Bausparkassen lösen Einlagensicherungsfonds auf

Bausparkunden haben derzeit viel zu ertragen. Altverträge mit hohen Zinsen werden von den Anbietern gekündigt und jetzt geht zumindest theoretisch auch noch ein gewisses Maß an Sicherheit beim Bausparvertrag verloren. Viele Bausparkassen lösen nämlich den Einlagensicherungsfonds auf. Bereits ab dem 01. März sind die Einlagen der Bausparkunden demnach nur noch bis maximal 100.000 Euro abgesichert. Sind höhere Beträge im Bausparvertrag enthalten, so verlieren Kunden diese, wenn die Bausparkasse pleite geht.
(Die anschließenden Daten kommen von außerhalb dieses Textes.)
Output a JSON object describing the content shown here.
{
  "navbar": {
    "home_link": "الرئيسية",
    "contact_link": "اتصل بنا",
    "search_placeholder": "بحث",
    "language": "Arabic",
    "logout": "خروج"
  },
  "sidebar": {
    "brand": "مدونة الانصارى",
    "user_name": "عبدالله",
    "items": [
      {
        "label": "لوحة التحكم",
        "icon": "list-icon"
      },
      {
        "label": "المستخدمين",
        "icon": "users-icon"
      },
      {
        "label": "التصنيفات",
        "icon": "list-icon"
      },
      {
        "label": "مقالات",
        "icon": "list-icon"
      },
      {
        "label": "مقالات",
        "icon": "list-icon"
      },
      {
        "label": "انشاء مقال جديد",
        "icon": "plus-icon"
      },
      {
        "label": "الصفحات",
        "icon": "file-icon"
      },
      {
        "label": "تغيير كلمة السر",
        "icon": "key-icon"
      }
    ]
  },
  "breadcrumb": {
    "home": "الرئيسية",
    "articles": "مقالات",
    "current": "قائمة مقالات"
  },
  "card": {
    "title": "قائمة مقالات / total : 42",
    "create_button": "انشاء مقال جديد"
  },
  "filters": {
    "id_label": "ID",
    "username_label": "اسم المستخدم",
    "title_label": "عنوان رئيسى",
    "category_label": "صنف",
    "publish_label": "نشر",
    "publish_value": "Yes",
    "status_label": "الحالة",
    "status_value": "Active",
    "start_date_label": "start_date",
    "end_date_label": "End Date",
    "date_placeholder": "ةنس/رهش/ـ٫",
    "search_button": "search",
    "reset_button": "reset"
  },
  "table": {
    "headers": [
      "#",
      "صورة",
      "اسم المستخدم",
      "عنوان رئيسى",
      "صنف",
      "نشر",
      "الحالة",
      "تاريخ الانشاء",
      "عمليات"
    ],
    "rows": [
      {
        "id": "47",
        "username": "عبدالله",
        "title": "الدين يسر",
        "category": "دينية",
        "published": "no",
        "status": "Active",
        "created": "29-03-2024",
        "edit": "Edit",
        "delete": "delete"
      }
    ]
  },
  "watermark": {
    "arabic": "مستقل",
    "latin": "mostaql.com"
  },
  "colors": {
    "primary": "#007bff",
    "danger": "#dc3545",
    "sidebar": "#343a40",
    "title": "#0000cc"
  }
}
Welche Bausparkunden sind von sinkender Einlagensicherung betroffen?

Bisher haben sich viele Bausparkassen am privaten Bausparkasseneinlagensicherungsfonds (BESF) beteiligt, verlassen diesen jedoch zum 28.02.2017. Betroffen sind generell alle Verträge der

  • Signal Iduna Bauspar AG,
  • Aachener Bausparkasse AG,
  • BSQ Bauspar AG,
  • Bausparkasse Mainz AG,
  • Wüstenrot Bausparkasse AG,
  • Alte Leipziger Bauspar AG,
  • BHWK Bausparkasse AG,
  • Deutscher Ring Bausparkasse AG,
  • Debeka Bausparkasse AG und
  • Deutsche Bausparkasse Badenia AG.

Bausparkunden sollten sich von dieser Meldung allerdings nicht zu sehr verunsichern lassen. Denn über den Einlagensicherungsfonds deutscher Banken sind die Guthaben im Bausparvertrag auch weiterhin bis zu einer Höhe von 100.000 Euro (gesetzliche Sicherung) abgesichert. Trotzdem ist die Maßnahme ein Einschnitt, waren Bausparguthaben doch in der Vergangenheit in unbegrenzter Höhe vor einem Verlust aufgrund einer Insolvenz des Anbieters geschützt.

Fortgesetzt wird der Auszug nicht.